With this type of research, it is easier to not only create a high-quality and community-responsive curriculum, but also to develop key messages within each “Practice” (e.g. classroom session) that the student-athletes can share with students in this program. The key messages will help the students more easily remember the main points of the lesson that they learned that week in Grassroots.
Also in the interview, we discussed other considerations that TGP is keeping in mind while developing this new curriculum. A major consideration that Swezen mentioned is how to maintain the traditional “Grassroots culture” in a program designed for older students with a higher maturity level that the historical/typical TGP participant.
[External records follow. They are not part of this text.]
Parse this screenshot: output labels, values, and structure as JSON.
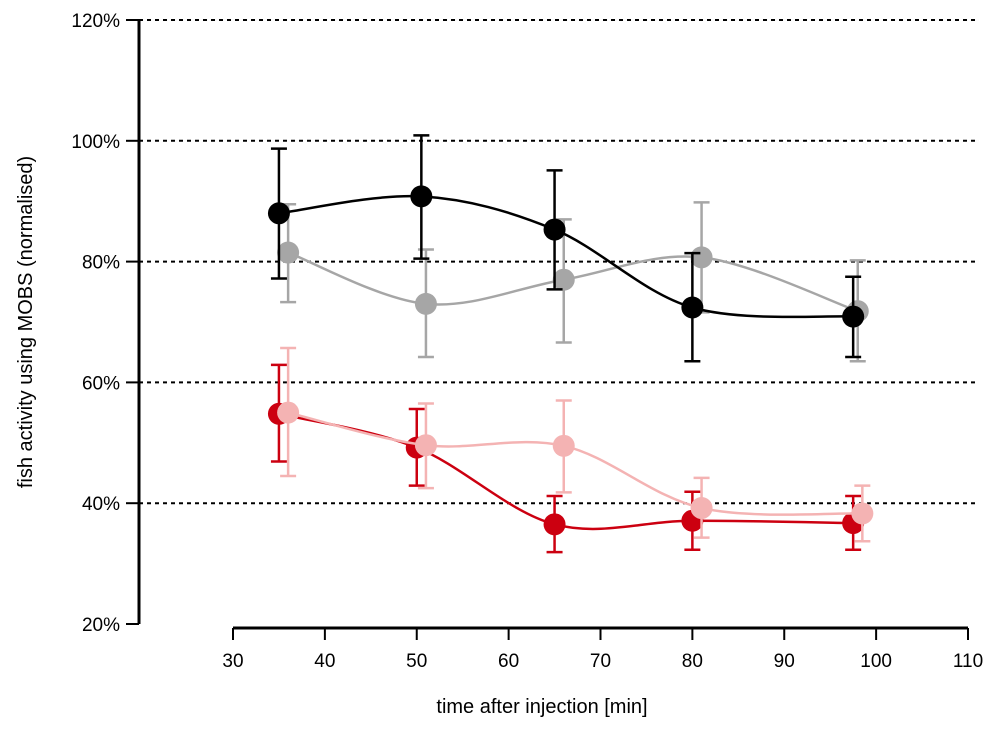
{
  "chart_data": {
    "type": "line",
    "title": "",
    "xlabel": "time after injection [min]",
    "ylabel": "fish activity using MOBS (normalised)",
    "xlim": [
      30,
      110
    ],
    "ylim": [
      20,
      120
    ],
    "xticks": [
      30,
      40,
      50,
      60,
      70,
      80,
      90,
      100,
      110
    ],
    "yticks": [
      20,
      40,
      60,
      80,
      100,
      120
    ],
    "ytick_labels": [
      "20%",
      "40%",
      "60%",
      "80%",
      "100%",
      "120%"
    ],
    "grid": "dotted horizontal lines at 40%, 60%, 80%, 100%, 120%",
    "legend": "none",
    "series": [
      {
        "name": "gray",
        "color": "#a6a6a6",
        "x": [
          36,
          51,
          66,
          81,
          98
        ],
        "y": [
          81.5,
          73,
          77,
          80.7,
          71.8
        ],
        "err_low": [
          73.3,
          64.2,
          66.6,
          71.6,
          63.5
        ],
        "err_high": [
          89.5,
          82,
          87,
          89.8,
          80.2
        ]
      },
      {
        "name": "black",
        "color": "#000000",
        "x": [
          35,
          50.5,
          65,
          80,
          97.5
        ],
        "y": [
          88,
          90.8,
          85.3,
          72.4,
          70.9
        ],
        "err_low": [
          77.2,
          80.5,
          75.4,
          63.5,
          64.2
        ],
        "err_high": [
          98.7,
          100.9,
          95.1,
          81.4,
          77.5
        ]
      },
      {
        "name": "red",
        "color": "#cc0010",
        "x": [
          35,
          50,
          65,
          80,
          97.5
        ],
        "y": [
          54.8,
          49.2,
          36.5,
          37.1,
          36.7
        ],
        "err_low": [
          46.9,
          42.9,
          31.9,
          32.3,
          32.3
        ],
        "err_high": [
          62.9,
          55.6,
          41.2,
          41.9,
          41.2
        ]
      },
      {
        "name": "pink",
        "color": "#f4b3b3",
        "x": [
          36,
          51,
          66,
          81,
          98.5
        ],
        "y": [
          55,
          49.6,
          49.5,
          39.2,
          38.3
        ],
        "err_low": [
          44.5,
          42.5,
          41.8,
          34.3,
          33.7
        ],
        "err_high": [
          65.7,
          56.5,
          57,
          44.2,
          42.9
        ]
      }
    ]
  }
}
“With a different kind of approach because we’re dealing with a population at an age where their maturity and their growth shifts between 12 and 13 years old and there’s going to be a big shift in the way they want to learn each message … their maturity level…Mental health is a much more comprehensive topic that’s new to ourselves and to the students that we are teaching. It’ll be the same kind of games and activities but directed toward a different age group.”
Keeping the culture of Grassroots is a way that Grassroots connects with students on a deeper level. With mental health being a more sensitive topic to talk about, it is important that the safe and positive culture of our Grassroots programs is maintained throughout all three years of a student’s experience in Grassroots.
“I’m just going to have to become knowledgeable with the mental health curriculum as I did with the other programs.” said Swezen. When it comes to teaching the kids about really sensitive topics, it can be hard for the student-athletes, but Swezen believes that “every health topic needs a facilitator, just like when people are discussing an issue that is affecting their community.”
Through his experiences as a curriculum development intern, running community focus groups, and facilitating programs, Swezen believes TGP has helped him gain the confidence to successfully teach the new mental health curriculum that with be launched fall 2019.